Key to understanding perfection. A perfect pour and an imperfect pour are drinking buddies.
The more ego-wasted we get, the more the party foul belief in perfection becomes a reflection of its ugly cousin ‘imperfection’.
In this state, our slurring is bound to eternally hang out in the bar thinking there’s nothing outside the saloon doors.
On the other hand, as long as we sit on that barstool with one leg in and one leg out of the establishment, it’s clear who placed the order – and what was once called suffering soon is served as nothing but discomfort.
CONSIDERATIONS
It’s fortuitous to stick to definitions of a word that are related to its root. For that’s the intent of using that word… to relate the root. Where definition strays from root, there’s little communication occurring. In those times, we can create a new word to embody our intent.
The word root of ‘per-fect’ comes from the latin, meaning ‘make’.
From just outside the playground of duality, we say, “I make nothing, I create no-thing, yet nothing is left undone’. This ‘place’ is only reached ‘between’ thought.
While bathing in thought, we relish using words and concepts like ‘god’, ‘time’, ‘spirit’, ‘soul’, and ‘time’. Yet words (and their conjured desire source) are spawned by imagination.
We do this because it provides temporary comfort that ‘description’ can get us closer to ‘knowing’, when all it does it create additional deeper reflections through newly created ‘knowledge’. No right or wrong about it, but it’s nice to know we navigate this playground through occasionally shared agreement and consent of imagined distinctions.
All ‘things’ are of the transient nature. Where they ‘begin’ and ‘end’ is up to consent and agreement.

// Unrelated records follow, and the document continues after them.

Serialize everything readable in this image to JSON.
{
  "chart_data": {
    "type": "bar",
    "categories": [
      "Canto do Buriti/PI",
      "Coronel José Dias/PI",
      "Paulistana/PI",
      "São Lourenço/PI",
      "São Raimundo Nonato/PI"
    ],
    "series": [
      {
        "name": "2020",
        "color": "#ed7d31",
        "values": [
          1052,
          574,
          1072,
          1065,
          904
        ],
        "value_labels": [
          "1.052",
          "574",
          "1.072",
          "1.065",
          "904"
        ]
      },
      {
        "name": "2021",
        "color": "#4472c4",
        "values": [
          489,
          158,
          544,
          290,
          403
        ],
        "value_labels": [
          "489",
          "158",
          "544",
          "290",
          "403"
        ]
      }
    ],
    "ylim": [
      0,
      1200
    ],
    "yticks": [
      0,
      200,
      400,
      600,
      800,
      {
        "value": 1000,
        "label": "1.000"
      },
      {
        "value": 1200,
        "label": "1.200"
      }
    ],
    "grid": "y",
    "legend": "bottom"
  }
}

All ‘creation’ occurs from a dualistic point of view, for the very perception of ‘creating’ is transient.
Words such as ‘perfect’ are an attempt to pretend our tentative distinctions are more than a reflection of our game.

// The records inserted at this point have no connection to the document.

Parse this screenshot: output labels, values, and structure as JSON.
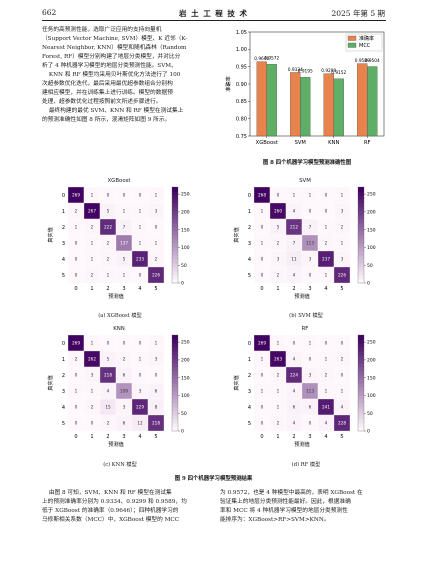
{
  "header": {
    "page_number": "662",
    "journal_title": "岩 土 工 程 技 术",
    "issue": "2025 年第 5 期"
  },
  "left_paragraph": [
    "任务的高预测性能，选取广泛应用的支持向量机",
    "（Support Vector Machine, SVM）模型、K 近邻（K-",
    "Nearest Neighbor, KNN）模型和随机森林（Random",
    "Forest, RF）模型分别构建了地层分类模型，并对比分",
    "析了 4 种机器学习模型的地层分类预测性能。SVM、",
    "KNN 和 RF 模型均采用贝叶斯优化方法进行了 100",
    "次超参数优化迭代，最后采用最优超参数组合分别构",
    "建相应模型，并在训练集上进行训练。模型的数据预",
    "处理、超参数优化过程按照前文所述步骤进行。",
    "最终构建的最优 SVM、KNN 和 RF 模型在测试集上",
    "的预测准确性如图 8 所示，混淆矩阵如图 9 所示。"
  ],
  "fig8": {
    "caption": "图 8    四个机器学习模型预测准确性图",
    "chart_data": {
      "type": "bar",
      "categories": [
        "XGBoost",
        "SVM",
        "KNN",
        "RF"
      ],
      "series": [
        {
          "name": "准确率",
          "values": [
            0.9646,
            0.9334,
            0.9299,
            0.9589
          ],
          "labels": [
            "0.9646",
            "0.9334",
            "0.9299",
            "0.9589"
          ]
        },
        {
          "name": "MCC",
          "values": [
            0.9572,
            0.9195,
            0.9152,
            0.9504
          ],
          "labels": [
            "0.9572",
            "0.9195",
            "0.9152",
            "0.9504"
          ]
        }
      ],
      "ylabel": "准确率",
      "ylim": [
        0.75,
        1.05
      ],
      "yticks": [
        "0.75",
        "0.80",
        "0.85",
        "0.90",
        "0.95",
        "1.00",
        "1.05"
      ],
      "legend_placement": "top-right",
      "colors": [
        "#e8834e",
        "#5fae66"
      ]
    }
  },
  "fig9": {
    "caption": "图 9    四个机器学习模型预测结果",
    "chart_data": [
      {
        "type": "heatmap",
        "title": "XGBoost",
        "subcaption": "(a) XGBoost 模型",
        "xlabel": "预测值",
        "ylabel": "真实值",
        "ticks": [
          "0",
          "1",
          "2",
          "3",
          "4",
          "5"
        ],
        "colorbar_ticks": [
          "0",
          "50",
          "100",
          "150",
          "200",
          "250"
        ],
        "vmax": 270,
        "matrix": [
          [
            269,
            1,
            0,
            0,
            0,
            1
          ],
          [
            2,
            267,
            5,
            1,
            1,
            3
          ],
          [
            1,
            2,
            222,
            7,
            1,
            0
          ],
          [
            0,
            1,
            2,
            137,
            1,
            1
          ],
          [
            0,
            1,
            2,
            5,
            233,
            2
          ],
          [
            0,
            2,
            1,
            1,
            0,
            226
          ]
        ]
      },
      {
        "type": "heatmap",
        "title": "SVM",
        "subcaption": "(b) SVM 模型",
        "xlabel": "预测值",
        "ylabel": "真实值",
        "ticks": [
          "0",
          "1",
          "2",
          "3",
          "4",
          "5"
        ],
        "colorbar_ticks": [
          "0",
          "50",
          "100",
          "150",
          "200",
          "250"
        ],
        "vmax": 270,
        "matrix": [
          [
            268,
            0,
            1,
            1,
            0,
            1
          ],
          [
            1,
            260,
            4,
            0,
            0,
            3
          ],
          [
            0,
            5,
            212,
            7,
            1,
            2
          ],
          [
            1,
            2,
            7,
            113,
            2,
            1
          ],
          [
            0,
            3,
            11,
            3,
            237,
            3
          ],
          [
            0,
            2,
            4,
            0,
            1,
            226
          ]
        ]
      },
      {
        "type": "heatmap",
        "title": "KNN",
        "subcaption": "(c) KNN 模型",
        "xlabel": "预测值",
        "ylabel": "真实值",
        "ticks": [
          "0",
          "1",
          "2",
          "3",
          "4",
          "5"
        ],
        "colorbar_ticks": [
          "0",
          "50",
          "100",
          "150",
          "200",
          "250"
        ],
        "vmax": 270,
        "matrix": [
          [
            269,
            1,
            0,
            0,
            0,
            1
          ],
          [
            2,
            262,
            5,
            2,
            1,
            3
          ],
          [
            0,
            3,
            218,
            6,
            0,
            0
          ],
          [
            1,
            1,
            4,
            109,
            3,
            6
          ],
          [
            0,
            2,
            15,
            3,
            229,
            8
          ],
          [
            0,
            0,
            2,
            6,
            12,
            218
          ]
        ]
      },
      {
        "type": "heatmap",
        "title": "RF",
        "subcaption": "(d) RF 模型",
        "xlabel": "预测值",
        "ylabel": "真实值",
        "ticks": [
          "0",
          "1",
          "2",
          "3",
          "4",
          "5"
        ],
        "colorbar_ticks": [
          "0",
          "50",
          "100",
          "150",
          "200",
          "250"
        ],
        "vmax": 270,
        "matrix": [
          [
            269,
            1,
            0,
            1,
            0,
            0
          ],
          [
            1,
            263,
            4,
            0,
            1,
            2
          ],
          [
            0,
            2,
            224,
            3,
            2,
            0
          ],
          [
            1,
            1,
            4,
            113,
            1,
            1
          ],
          [
            0,
            1,
            6,
            6,
            241,
            4
          ],
          [
            0,
            2,
            4,
            0,
            4,
            228
          ]
        ]
      }
    ]
  },
  "bottom_left": [
    "由图 8 可知，SVM、KNN 和 RF 模型在测试集",
    "上的预测准确率分别为 0.9334、0.9299 和 0.9589，均",
    "低于 XGBoost 的准确率（0.9646）；四种机器学习的",
    "马修斯相关系数（MCC）中，XGBoost 模型的 MCC"
  ],
  "bottom_right": [
    "为 0.9572，也是 4 种模型中最高的，表明 XGBoost 在",
    "验证集上的地层分类预测性能最好。因此，根据准确",
    "率和 MCC 将 4 种机器学习模型的地层分类预测性",
    "能排序为：XGBoost>RF>SVM>KNN。"
  ]
}
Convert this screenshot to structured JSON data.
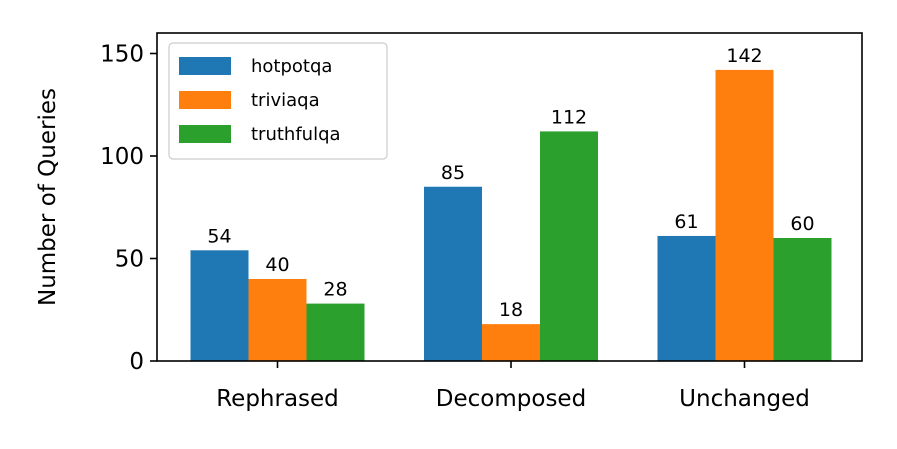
{
  "chart_data": {
    "type": "bar",
    "title": "",
    "xlabel": "",
    "ylabel": "Number of Queries",
    "categories": [
      "Rephrased",
      "Decomposed",
      "Unchanged"
    ],
    "series": [
      {
        "name": "hotpotqa",
        "color": "#1f77b4",
        "values": [
          54,
          85,
          61
        ]
      },
      {
        "name": "triviaqa",
        "color": "#ff7f0e",
        "values": [
          40,
          18,
          142
        ]
      },
      {
        "name": "truthfulqa",
        "color": "#2ca02c",
        "values": [
          28,
          112,
          60
        ]
      }
    ],
    "ylim": [
      0,
      160
    ],
    "yticks": [
      0,
      50,
      100,
      150
    ],
    "grid": false,
    "legend_position": "top-left",
    "data_labels": true
  }
}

And when we accept ‘perfection’ as some-thing more than a convenient ‘thing’, we end up with ‘imperfection’. This engenders attachment to our attention on ‘things’, congealing a template where there are sensations that ‘we do or do not want’. It layers desire over a field where there doesn’t have to be. The vantage of be-ing between ‘thought bubbles’ assists us in becoming sovereign from desire. Desire no longer is an unknown reflection. We choose what we want and do not want, doing so in full awareness that we’re the gatekeeper.
The idea that any-thing is perfect is one that lends credence to perceptive vantage only. It’s like looking at muddy soil and casting judgment upon it, never seeing that the judgment is just a reflection upon ourselves.